Nerve transfer surgery may help children with a rare yet frightening disease known as acute flaccid myelitis (AFM) that causes paralysis.
At Brandon Noblitt’s first appointment with surgeon Amy Moore a year ago, he was barely able to walk, mostly using a wheelchair to get around. Only 6 years old at the time, Brandon had come down with a cold. A week later, he was unable to move his right arm and leg.
“One Saturday, I woke up and tried to get out of bed but just collapsed…”
“One Saturday, I woke up and tried to get out of bed but just collapsed,” Brandon says. “I realized something was seriously wrong.”
Doctors diagnosed Brandon with acute flaccid myelitis. Researchers believe a common enterovirus that leads to a respiratory infection may cause the condition. In some cases, the virus also may attack the spinal cord, paralyzing the upper and/or lower extremities and possibly even compromising a child’s ability to breathe.
In 2018, there were 201 confirmed AFM cases in the US, according to the Centers for Disease Control and Prevention. Children only have a one in a million chance of the condition affecting them.
Doctors referred Brandon, who lives in Greenville, South Carolina, to surgeons at Shriners Hospitals for Children-Philadelphia. They performed nerve transfer surgery to improve function in his arm.

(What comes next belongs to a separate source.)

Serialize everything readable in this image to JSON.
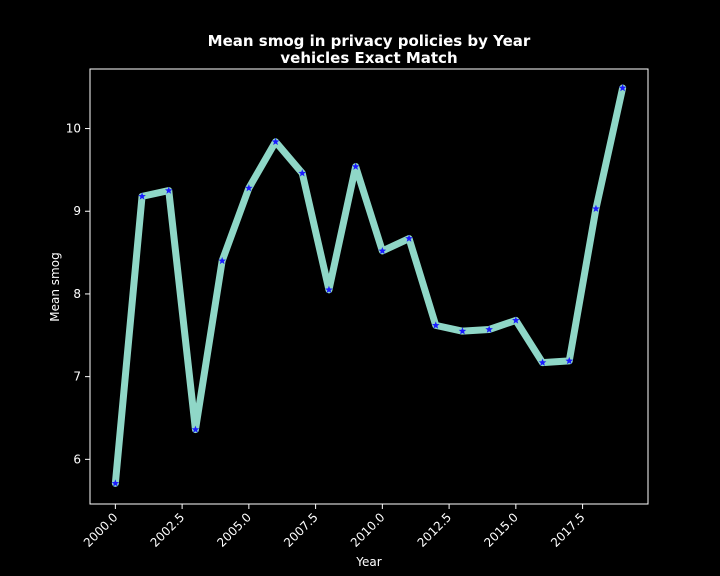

The procedure involves transferring nearby functioning nerves to the paralyzed area, supplying new nerve signals to the damaged area, potentially restoring function. Recovery is slow and requires a significant amount of physical therapy.

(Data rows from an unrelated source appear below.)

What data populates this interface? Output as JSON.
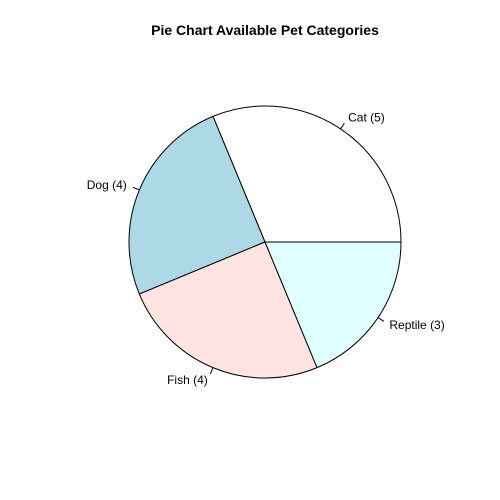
{
  "chart_data": {
    "type": "pie",
    "title": "Pie Chart Available Pet Categories",
    "start_angle_deg": 0,
    "direction": "counterclockwise",
    "slices": [
      {
        "name": "Cat",
        "value": 5,
        "label": "Cat (5)",
        "color": "#ffffff"
      },
      {
        "name": "Dog",
        "value": 4,
        "label": "Dog (4)",
        "color": "#add8e6"
      },
      {
        "name": "Fish",
        "value": 4,
        "label": "Fish (4)",
        "color": "#ffe4e1"
      },
      {
        "name": "Reptile",
        "value": 3,
        "label": "Reptile (3)",
        "color": "#e0ffff"
      }
    ]
  }
}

For his leg, though, Shriner’s doctors referred Brandon to Moore, an associate professor of surgery at Washington University School of Medicine in St. Louis. She and her colleague Thomas Tung, a professor of surgery, performed similar nerve transfers in the lower extremities of patients who had car accident or gunshot wound injuries.
“As a peripheral nerve surgeon, I perform nerve transfers all over the body to restore function,” Moore says. “But my recent focus has been on the lower extremities.
“My colleagues in Philadelphia had been treating patients with AFM for the upper extremities and thought of me and my expertise with nerve transfers in the lower extremities as someone who could help these patients restore function.”
Moore, who works in the plastic and reconstructive surgery division, has now performed nerve transfer surgery on 12 children with AFM.
She and Tung performed the procedure on Brandon to stabilize his hip. AFM was preventing him from standing and walking, so Moore transferred an extra nerve from the area that controls the movement to the toes to the area key to allowing his hip muscle to activate. She also moved extra nerves from his abdomen to his leg so it could once again straighten.
“There’s a window where function can come back,” says Moore, noting that nerves grow back very slowly—a millimeter a day, an inch a month, and a foot and a half a year. “We hope within 18 months the muscle is moving again.”
“As a mother of three, I could really relate with these parents and the heart-breaking nature of this diagnosis…”
Most of the nerve transfer surgeries Moore has performed in children with AFM occurred in the last year, so she is awaiting results for many. Others, like Brandon, already have demonstrated significant improvements. “Children who had no motion can now bend an elbow or a leg,” Moore says.
At Brandon’s follow-up visit a year after his surgery, he was no longer in a wheelchair. “Brandon walking is new, and that’s really incredible and a tribute to him, his effort, and his family,” Moore says.
“As a mother of three, I could really relate with these parents and the heart-breaking nature of this diagnosis,” she says, adding that while the procedure may restore some function, she can’t promise that she can restore all of it.